In a post on the developer blog, the firm said it would be possible to offload Python and JavaScript coding tasks to the agent, letting human developers focus on bigger problems.
“Jules creates comprehensive, multi-step plans to address issues, efficiently modifies multiple files, and even prepares pull requests to land fixes directly back into GitHub,” the post said.
So far, Jules is only available to Google’s “trusted testers”, but it plans to open access for other interested developers in early 2025.
Other AI agents
Google’s announcements follow similar news about agents from its rival AI developers.

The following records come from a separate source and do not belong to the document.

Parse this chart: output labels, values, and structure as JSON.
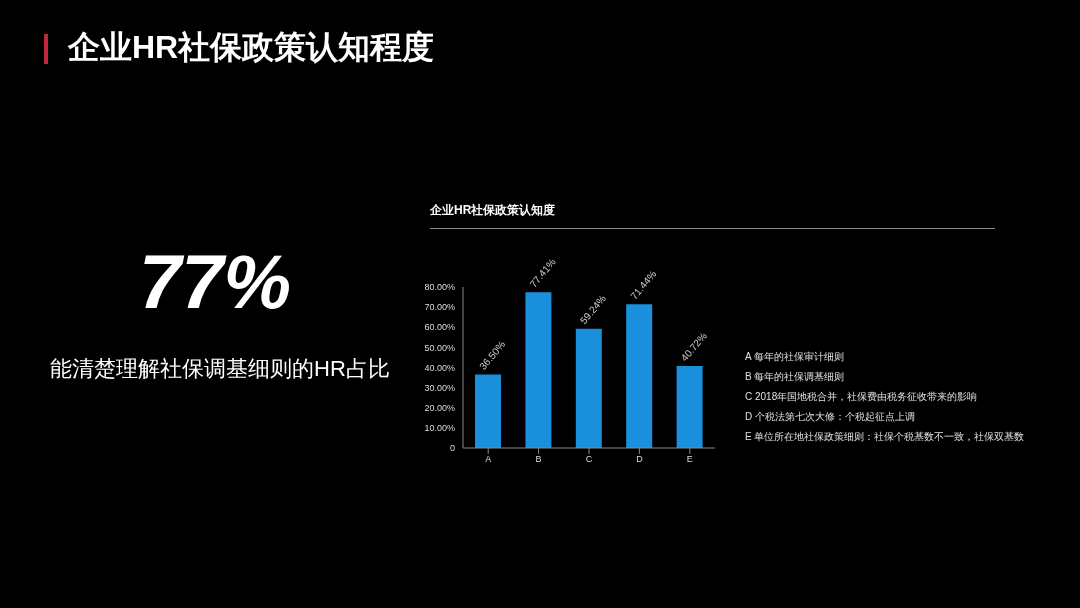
{
  "chart_data": {
    "type": "bar",
    "title": "企业HR社保政策认知程度",
    "subtitle": "企业HR社保政策认知度",
    "annotations": [
      "77%",
      "能清楚理解社保调基细则的HR占比",
      "A 每年的社保审计细则",
      "B 每年的社保调基细则",
      "C 2018年国地税合并，社保费由税务征收带来的影响",
      "D 个税法第七次大修：个税起征点上调",
      "E 单位所在地社保政策细则：社保个税基数不一致，社保双基数"
    ],
    "categories": [
      "A",
      "B",
      "C",
      "D",
      "E"
    ],
    "values": [
      36.5,
      77.41,
      59.24,
      71.44,
      40.72
    ],
    "value_labels": [
      "36.50%",
      "77.41%",
      "59.24%",
      "71.44%",
      "40.72%"
    ],
    "color": "#1a90dc",
    "ylim": [
      0,
      80
    ],
    "yticks": [
      {
        "value": 0,
        "label": "0"
      },
      {
        "value": 10,
        "label": "10.00%"
      },
      {
        "value": 20,
        "label": "20.00%"
      },
      {
        "value": 30,
        "label": "30.00%"
      },
      {
        "value": 40,
        "label": "40.00%"
      },
      {
        "value": 50,
        "label": "50.00%"
      },
      {
        "value": 60,
        "label": "60.00%"
      },
      {
        "value": 70,
        "label": "70.00%"
      },
      {
        "value": 80,
        "label": "80.00%"
      }
    ],
    "grid": false,
    "legend": false
  }
}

In September, Salesforce unveiled its customizable AI called Agentforce, while Anthropic in October showed off an early version of an agent with its Claude 3.5 model — though the company admitted its “computer use” functions were experimental and “at times cumbersome and error-prone”.
Microsoft also unveiled new agents for Copilot in October, aiming to automate tasks like triaging email and managing expenses.
“Agents are very focused on augmenting business processes and workflows, teams and departments,” Charles Lamanna, CVP for Business & Industry Copilot at Microsoft, said at the time.
“They’re able to work on behalf of a system as opposed to a person, work asynchronously, or even autonomously to complete tasks.”
In November, reports suggested OpenAI would reveal its own AI agent early next year, with CEO Sam Altman saying at a developer conference that 2025 is the year “agents will work”.